Deveremos nos demorar sobre esses dois pontos. Abriremos primeiro um parêntese. Acabamos de distinguir duas "simultaneidades no instante": nenhuma das duas é a simultaneidade que mais importa na Teoria da Relatividade, isto é, a simultaneidade entre indicações dadas por dois relógios afastados um do outro. Desta falamos na primeira parte de nosso trabalho; iremos nos ocupar especialmente dela mais adiante. Mas está claro que a própria Teoria da Relatividade não poderá impedir-se de admitir as duas simultaneidades que acabamos de descrever: limitar-se-á a acrescentar uma terceira, aquela que depende de um acerto de relógios.

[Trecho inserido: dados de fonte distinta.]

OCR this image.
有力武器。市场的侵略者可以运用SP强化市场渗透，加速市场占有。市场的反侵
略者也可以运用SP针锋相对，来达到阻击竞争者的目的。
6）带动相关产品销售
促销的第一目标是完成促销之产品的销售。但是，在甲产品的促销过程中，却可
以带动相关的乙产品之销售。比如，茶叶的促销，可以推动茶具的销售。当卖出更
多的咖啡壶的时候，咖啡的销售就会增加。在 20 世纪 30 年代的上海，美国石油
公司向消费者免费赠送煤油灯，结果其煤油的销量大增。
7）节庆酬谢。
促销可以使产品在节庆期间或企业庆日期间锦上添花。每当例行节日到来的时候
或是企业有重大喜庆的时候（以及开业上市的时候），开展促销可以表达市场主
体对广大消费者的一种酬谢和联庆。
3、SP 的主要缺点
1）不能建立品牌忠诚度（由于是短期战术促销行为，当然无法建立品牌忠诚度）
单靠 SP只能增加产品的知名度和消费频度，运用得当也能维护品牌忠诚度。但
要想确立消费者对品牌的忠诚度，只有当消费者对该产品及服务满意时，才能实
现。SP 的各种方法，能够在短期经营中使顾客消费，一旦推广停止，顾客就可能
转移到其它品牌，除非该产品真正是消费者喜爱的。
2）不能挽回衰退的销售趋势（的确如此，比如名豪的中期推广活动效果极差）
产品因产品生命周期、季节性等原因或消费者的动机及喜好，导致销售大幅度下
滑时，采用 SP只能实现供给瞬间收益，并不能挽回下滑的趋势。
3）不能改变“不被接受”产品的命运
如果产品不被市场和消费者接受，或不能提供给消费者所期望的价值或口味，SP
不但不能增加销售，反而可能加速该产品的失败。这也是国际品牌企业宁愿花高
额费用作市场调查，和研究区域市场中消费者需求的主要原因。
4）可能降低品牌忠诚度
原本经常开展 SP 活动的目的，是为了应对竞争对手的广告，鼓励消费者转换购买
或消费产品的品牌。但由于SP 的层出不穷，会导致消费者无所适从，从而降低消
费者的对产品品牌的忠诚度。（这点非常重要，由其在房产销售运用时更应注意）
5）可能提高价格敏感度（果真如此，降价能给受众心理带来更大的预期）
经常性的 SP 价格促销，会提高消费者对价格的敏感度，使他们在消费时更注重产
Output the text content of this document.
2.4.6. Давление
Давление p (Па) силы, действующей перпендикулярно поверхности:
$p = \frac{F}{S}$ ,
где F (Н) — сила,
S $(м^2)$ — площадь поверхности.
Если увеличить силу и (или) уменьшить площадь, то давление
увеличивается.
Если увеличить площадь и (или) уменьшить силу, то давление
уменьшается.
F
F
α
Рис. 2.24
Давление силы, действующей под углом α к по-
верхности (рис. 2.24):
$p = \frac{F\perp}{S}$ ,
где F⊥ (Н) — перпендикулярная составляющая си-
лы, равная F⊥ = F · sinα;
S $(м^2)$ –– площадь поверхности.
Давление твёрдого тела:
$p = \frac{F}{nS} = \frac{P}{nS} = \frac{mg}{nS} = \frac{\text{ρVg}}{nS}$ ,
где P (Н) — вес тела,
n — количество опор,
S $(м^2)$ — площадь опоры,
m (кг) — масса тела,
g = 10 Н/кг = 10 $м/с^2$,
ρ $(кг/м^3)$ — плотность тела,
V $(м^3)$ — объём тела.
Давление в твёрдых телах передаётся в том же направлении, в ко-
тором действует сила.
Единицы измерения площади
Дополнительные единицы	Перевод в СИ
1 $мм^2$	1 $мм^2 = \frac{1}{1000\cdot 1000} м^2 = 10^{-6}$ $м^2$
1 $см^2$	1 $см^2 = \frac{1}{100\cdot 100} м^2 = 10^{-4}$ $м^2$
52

Ora, mostraremos com certeza que as indicações de dois relógios R e R' afastados um do outro, acertados entre si e marcando a mesma hora, são ou não são simultâneas segundo o ponto de vista. A Teoria da Relatividade tem o direito de afirmá-Io - veremos sob que condição. Assim, porém, reconhece que um evento E, que ocorre ao lado do relógio R, está dado em simultaneidade com uma indicação do relógio R num sentido completamente diferente daquele - no sentido que o psicólogo atribui à palavra simultaneidade.
E o mesmo pode ser dito no tocante à simultaneidade do evento E' com a indicação do relógio "vizinho" R'. Pois, se não se começasse por admitir uma simultaneidade desse tipo, absoluta, e que não tem nada a ver com acertos de relógios, os relógios não serviriam para nada. Seriam maquinismos que nos divertiríamos em comparar uns aos outros; não seriam utilizados para classificar eventos; em suma, existiriam para si e não para nos prestar serviços.
Perderiam sua razão de ser para o teórico da Relatividade, bem como para todo o mundo, pois também ele só os faz intervir para marcar o tempo de um evento. Todavia, é bem verdade que a simultaneidade assim entendida só é constatável entre momentos de dois fluxos se os fluxos passarem "pelo mesmo lugar". Também é bem verdade que o senso comum, a própria ciência até agora estenderam a priori essa concepção da simultaneidade a eventos separados por qualquer distância. Sem dúvida imaginavam, como dizíamos acima, uma consciência coextensiva ao universo, capaz de abarcar os dois eventos numa percepção única e instantânea. Mas aplicavam sobretudo um princípio inerente a toda representação matemática das coisas e que também se impõe à Teoria da Relatividade.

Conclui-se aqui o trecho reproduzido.